Divorce isn't a socially acceptable option back then, but this isn't the main issue. Konstantin Dmitrievich Levin is the other main character in this saga, a landowner who don't fancy social gatherings. His bourgeoisie peers heckle him for this. If not for Prince Stepan "Stiva" Arkadyevich Oblonsky, Anna's brother and his friend, he wouldn't meet Princess Ekaterina "Kitty" Alexandrovna Shcherbatskaya, Stiva's sister-in-law. Tolstoy initial description of Levin won't impress readers, but he is thirty two years of age, financially stable, and prone to introspection (whenever he don't tend the fields).

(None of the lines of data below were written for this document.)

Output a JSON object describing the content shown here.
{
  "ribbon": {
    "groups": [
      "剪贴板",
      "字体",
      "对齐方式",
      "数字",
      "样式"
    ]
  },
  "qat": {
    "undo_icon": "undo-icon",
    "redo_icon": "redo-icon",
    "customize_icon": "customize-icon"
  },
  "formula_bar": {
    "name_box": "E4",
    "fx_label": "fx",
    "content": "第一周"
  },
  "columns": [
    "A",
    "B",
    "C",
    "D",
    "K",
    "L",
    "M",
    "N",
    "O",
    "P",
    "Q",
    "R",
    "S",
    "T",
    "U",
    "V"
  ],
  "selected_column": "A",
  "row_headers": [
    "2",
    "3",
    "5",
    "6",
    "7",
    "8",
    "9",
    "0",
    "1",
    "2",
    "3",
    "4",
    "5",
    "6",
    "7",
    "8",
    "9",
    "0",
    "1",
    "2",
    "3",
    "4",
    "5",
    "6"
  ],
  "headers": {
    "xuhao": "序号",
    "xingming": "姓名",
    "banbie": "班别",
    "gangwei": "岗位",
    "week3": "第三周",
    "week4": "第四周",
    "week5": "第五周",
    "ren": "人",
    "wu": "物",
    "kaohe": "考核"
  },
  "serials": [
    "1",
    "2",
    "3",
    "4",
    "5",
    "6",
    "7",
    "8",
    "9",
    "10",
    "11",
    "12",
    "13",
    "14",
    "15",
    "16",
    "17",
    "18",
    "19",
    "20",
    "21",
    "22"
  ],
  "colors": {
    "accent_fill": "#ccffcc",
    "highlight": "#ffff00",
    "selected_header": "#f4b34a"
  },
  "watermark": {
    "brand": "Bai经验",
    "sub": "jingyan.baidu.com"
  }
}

Some might remember Aristotle, one of the great minds of ancient Greece, who believes that the appropriate age for marriage is eighteen for girls and thirty seven for men. Many may find it impractical, but the menfolk during the philosopher's time strive for the best. (In other words, there may be some truth to the six-pack abs you've seen in Zac Snyder's "300".) Kitty, an eighteen years old, isn't attracted to Vronsky at first, but she founds out later that living simply isn't dull at all.

True love do exist

"Anna Karenina" will test one's belief in human nature. It is a tragedy, first and foremost. A woman risks her own life in pursuit of true love, only to end up in a train station. Alone. Then there's the tumultuous situation in 19th-century Russia. ("In former days, the freethinker was a man who had been brought up in ideas of religion, law, and morality, and only through conflict and struggle who grow up without even having heard of principles of morality, or of religion, of notion of everything, that's to say, savages.") Levin is like a beacon of light, a fellow who find a way to cope with unfair situations. He found contentment in mowing and doing physical work. It's not for everyone, but this may prompt some to wonder (and give it a try).